Layer index | LogME | H-score | Dev F1 (Linear) | Test F1 (Linear) |
---|---|---|---|---|
-1 | 0.7320 | 2.7421 | 0.9011 | 0.8674 |
-2 | 0.7811 | 2.8125 | 0.9035 | 0.8765 |
-3 | 0.7986 | 2.8460 | 0.9064 | 0.8812 |
-4 | 0.7993 | 2.8404 | 0.9057 | 0.8786 |
-5 | 0.7993 | 2.8359 | 0.9063 | 0.8805 |
-6 | 0.7803 | 2.8073 | 0.9039 | 0.8754 |
-7 | 0.7749 | 2.7982 | 0.9002 | 0.8739 |
-8 | 0.7695 | 2.7890 | 0.9017 | 0.8681 |
-9 | 0.7579 | 2.7614 | 0.8999 | 0.8687 |
-10 | 0.7415 | 2.7106 | 0.8996 | 0.8688 |
-11 | 0.7231 | 2.6661 | 0.8979 | 0.8687 |
-12 | 0.7458 | 2.7311 | 0.8932 | 0.8636 |
-13 | 0.7303 | 2.7003 | 0.8981 | 0.8634 |
-14 | 0.7483 | 2.7262 | 0.9011 | 0.8737 |
-15 | 0.7593 | 2.7564 | 0.9005 | 0.8703 |
-16 | 0.7300 | 2.7000 | 0.8957 | 0.8688 |
-17 | 0.7222 | 2.6849 | 0.8944 | 0.8624 |
-18 | 0.6875 | 2.6224 | 0.8875 | 0.8554 |
-19 | 0.6816 | 2.6145 | 0.8845 | 0.8582 |
-20 | 0.6942 | 2.6462 | 0.8890 | 0.8599 |
-21 | 0.7136 | 2.6780 | 0.8954 | 0.8633 |
-22 | 0.7275 | 2.6795 | 0.9021 | 0.8721 |
-23 | 0.7192 | 2.6491 | 0.9043 | 0.8689 |
-24 | 0.7399 | 2.7007 | 0.9043 | 0.8711 |
-25 | 0.7306 | 2.6727 | 0.9094 | 0.8754 |
-26 | 0.7400 | 2.6895 | 0.9090 | 0.8831 |
-27 | 0.7582 | 2.7315 | 0.9098 | 0.8736 |
-28 | 0.7642 | 2.7539 | 0.9096 | 0.8777 |
-29 | 0.7727 | 2.7726 | 0.9154 | 0.8853 |
-30 | 0.7621 | 2.7496 | 0.9076 | 0.8724 |
-31 | 0.7746 | 2.7747 | 0.9133 | 0.8844 |
-32 | 0.7823 | 2.7910 | 0.9115 | 0.8877 |
-33 | 0.7790 | 2.7797 | 0.9181 | 0.8850 |
-34 | 0.7746 | 2.7605 | 0.9141 | 0.8832 |
-35 | 0.7609 | 2.7295 | 0.9135 | 0.8883 |
-36 | 0.7794 | 2.7719 | 0.9149 | 0.8866 |
-37 | 0.7695 | 2.7587 | 0.9172 | 0.8875 |
-38 | 0.7949 | 2.7967 | 0.9176 | 0.8869 |
-39 | 0.8219 | 2.8569 | 0.9225 | 0.8930 |
-40 | 0.8276 | 2.8710 | 0.9232 | 0.8960 |
-41 | 0.8354 | 2.8877 | 0.9274 | 0.8972 |
-42 | 0.8189 | 2.8541 | 0.9239 | 0.8892 |
-43 | 0.8267 | 2.8650 | 0.9215 | 0.8887 |
-44 | 0.8241 | 2.8685 | 0.9163 | 0.8887 |
-45 | 0.8024 | 2.8297 | 0.9089 | 0.8713 |
-46 | 0.7792 | 2.7903 | 0.9105 | 0.8656 |
-47 | 0.7333 | 2.7008 | 0.9006 | 0.8556 |
-48 | 0.6505 | 2.5113 | 0.8640 | 0.8086 |
Running Time: Layer ranking took 1.5 minutes, with 52 seconds for embedding and 33 seconds for scoring.
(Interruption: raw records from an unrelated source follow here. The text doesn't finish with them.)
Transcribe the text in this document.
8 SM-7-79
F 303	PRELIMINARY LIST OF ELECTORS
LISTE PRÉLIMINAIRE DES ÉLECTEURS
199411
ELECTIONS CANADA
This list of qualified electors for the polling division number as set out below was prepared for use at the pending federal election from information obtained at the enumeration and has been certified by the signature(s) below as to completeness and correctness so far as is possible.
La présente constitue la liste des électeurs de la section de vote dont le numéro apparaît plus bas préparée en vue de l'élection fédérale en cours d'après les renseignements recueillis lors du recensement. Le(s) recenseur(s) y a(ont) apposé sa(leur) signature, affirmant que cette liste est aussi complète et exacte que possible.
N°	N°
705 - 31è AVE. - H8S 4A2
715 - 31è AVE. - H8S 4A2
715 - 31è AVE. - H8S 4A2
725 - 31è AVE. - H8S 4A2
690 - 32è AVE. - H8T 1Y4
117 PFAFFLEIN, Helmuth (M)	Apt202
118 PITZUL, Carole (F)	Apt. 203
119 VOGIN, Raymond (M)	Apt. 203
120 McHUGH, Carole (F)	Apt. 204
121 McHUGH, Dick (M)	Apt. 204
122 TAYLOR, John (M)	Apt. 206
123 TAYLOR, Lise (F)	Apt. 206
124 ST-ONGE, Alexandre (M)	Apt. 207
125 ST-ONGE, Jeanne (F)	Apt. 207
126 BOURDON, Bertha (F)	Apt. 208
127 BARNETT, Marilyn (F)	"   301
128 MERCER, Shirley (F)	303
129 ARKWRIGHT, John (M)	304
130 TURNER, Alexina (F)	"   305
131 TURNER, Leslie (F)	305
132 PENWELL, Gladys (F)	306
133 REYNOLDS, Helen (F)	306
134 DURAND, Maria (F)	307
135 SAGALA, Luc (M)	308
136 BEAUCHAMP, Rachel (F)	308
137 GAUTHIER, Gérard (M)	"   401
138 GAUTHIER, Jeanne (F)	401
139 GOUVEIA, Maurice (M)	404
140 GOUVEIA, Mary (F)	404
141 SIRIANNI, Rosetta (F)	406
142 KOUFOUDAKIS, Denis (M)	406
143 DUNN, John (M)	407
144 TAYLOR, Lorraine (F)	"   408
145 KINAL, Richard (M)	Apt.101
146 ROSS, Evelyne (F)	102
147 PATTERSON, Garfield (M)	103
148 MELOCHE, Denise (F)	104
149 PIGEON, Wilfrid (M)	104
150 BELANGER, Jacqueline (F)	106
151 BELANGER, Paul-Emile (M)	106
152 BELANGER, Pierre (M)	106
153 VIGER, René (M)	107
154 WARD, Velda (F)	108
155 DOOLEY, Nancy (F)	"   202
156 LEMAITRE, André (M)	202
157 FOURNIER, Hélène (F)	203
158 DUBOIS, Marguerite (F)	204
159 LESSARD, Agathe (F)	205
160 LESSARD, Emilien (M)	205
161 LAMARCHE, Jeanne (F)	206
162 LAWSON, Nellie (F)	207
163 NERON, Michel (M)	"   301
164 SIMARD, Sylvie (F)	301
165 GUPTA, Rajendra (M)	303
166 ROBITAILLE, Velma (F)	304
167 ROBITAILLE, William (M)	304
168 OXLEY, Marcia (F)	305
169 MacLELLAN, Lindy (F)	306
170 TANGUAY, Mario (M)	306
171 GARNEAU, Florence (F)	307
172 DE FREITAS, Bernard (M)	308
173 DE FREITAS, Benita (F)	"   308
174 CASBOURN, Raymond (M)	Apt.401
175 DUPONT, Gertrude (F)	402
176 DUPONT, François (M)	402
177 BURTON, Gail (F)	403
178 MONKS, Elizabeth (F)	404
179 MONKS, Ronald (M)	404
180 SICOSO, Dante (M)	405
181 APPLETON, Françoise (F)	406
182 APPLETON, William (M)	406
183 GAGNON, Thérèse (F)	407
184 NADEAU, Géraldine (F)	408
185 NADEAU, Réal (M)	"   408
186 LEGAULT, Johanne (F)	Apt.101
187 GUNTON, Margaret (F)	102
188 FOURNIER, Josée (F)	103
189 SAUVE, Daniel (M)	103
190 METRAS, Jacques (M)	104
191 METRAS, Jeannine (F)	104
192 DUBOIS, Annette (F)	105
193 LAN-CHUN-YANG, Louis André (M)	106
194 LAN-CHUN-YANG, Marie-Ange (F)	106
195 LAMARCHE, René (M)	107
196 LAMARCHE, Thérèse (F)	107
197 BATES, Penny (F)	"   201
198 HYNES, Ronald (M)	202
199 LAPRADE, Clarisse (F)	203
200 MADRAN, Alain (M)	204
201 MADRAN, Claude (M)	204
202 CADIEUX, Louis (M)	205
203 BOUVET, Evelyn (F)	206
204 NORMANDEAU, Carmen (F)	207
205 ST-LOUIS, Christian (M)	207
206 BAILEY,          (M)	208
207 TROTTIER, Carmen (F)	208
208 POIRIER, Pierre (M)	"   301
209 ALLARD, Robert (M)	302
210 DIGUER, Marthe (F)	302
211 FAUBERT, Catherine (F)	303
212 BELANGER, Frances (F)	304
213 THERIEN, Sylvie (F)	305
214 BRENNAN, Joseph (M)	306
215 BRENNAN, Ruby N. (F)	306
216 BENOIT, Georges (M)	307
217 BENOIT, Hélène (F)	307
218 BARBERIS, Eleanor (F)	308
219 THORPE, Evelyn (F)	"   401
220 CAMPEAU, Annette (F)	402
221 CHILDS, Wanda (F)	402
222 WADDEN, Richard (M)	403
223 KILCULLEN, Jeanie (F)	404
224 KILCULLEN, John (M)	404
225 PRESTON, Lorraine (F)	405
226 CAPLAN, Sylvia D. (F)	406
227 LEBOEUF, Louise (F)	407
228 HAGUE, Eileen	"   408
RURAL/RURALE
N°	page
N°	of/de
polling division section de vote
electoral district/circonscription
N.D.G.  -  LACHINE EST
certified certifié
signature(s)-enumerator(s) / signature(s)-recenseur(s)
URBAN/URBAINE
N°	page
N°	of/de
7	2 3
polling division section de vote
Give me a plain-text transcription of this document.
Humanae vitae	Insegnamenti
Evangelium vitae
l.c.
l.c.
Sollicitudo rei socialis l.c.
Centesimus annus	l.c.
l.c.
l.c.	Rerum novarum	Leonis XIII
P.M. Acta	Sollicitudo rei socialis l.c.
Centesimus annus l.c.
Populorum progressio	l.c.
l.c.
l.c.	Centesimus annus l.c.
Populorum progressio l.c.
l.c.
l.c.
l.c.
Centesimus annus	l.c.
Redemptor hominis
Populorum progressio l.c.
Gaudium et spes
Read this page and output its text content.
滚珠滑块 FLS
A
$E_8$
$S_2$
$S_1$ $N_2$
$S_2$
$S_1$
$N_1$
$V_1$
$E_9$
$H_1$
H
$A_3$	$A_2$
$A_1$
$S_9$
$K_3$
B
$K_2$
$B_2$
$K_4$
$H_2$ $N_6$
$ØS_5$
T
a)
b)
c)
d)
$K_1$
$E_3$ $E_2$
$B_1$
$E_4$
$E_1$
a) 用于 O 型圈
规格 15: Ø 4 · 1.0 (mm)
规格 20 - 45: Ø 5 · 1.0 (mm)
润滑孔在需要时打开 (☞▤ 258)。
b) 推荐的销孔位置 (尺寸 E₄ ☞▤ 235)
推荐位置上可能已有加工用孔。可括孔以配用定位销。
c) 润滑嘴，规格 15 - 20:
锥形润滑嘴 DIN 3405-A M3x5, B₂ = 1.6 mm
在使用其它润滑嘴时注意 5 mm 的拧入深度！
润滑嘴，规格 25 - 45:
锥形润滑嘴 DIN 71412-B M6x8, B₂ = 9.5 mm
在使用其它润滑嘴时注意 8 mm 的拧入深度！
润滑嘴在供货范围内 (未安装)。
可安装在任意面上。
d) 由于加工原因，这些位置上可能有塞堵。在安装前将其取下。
The dataset is embedded once, and each hidden state is scored independently (n estimations for n LM layers). This was performed on a GPU-enabled (A100) Colab Notebook.
This markdown explains how to use the estimator
and layer_aggregator
parameters when running the ranker.
The library also supports ranking the layers of a single LM.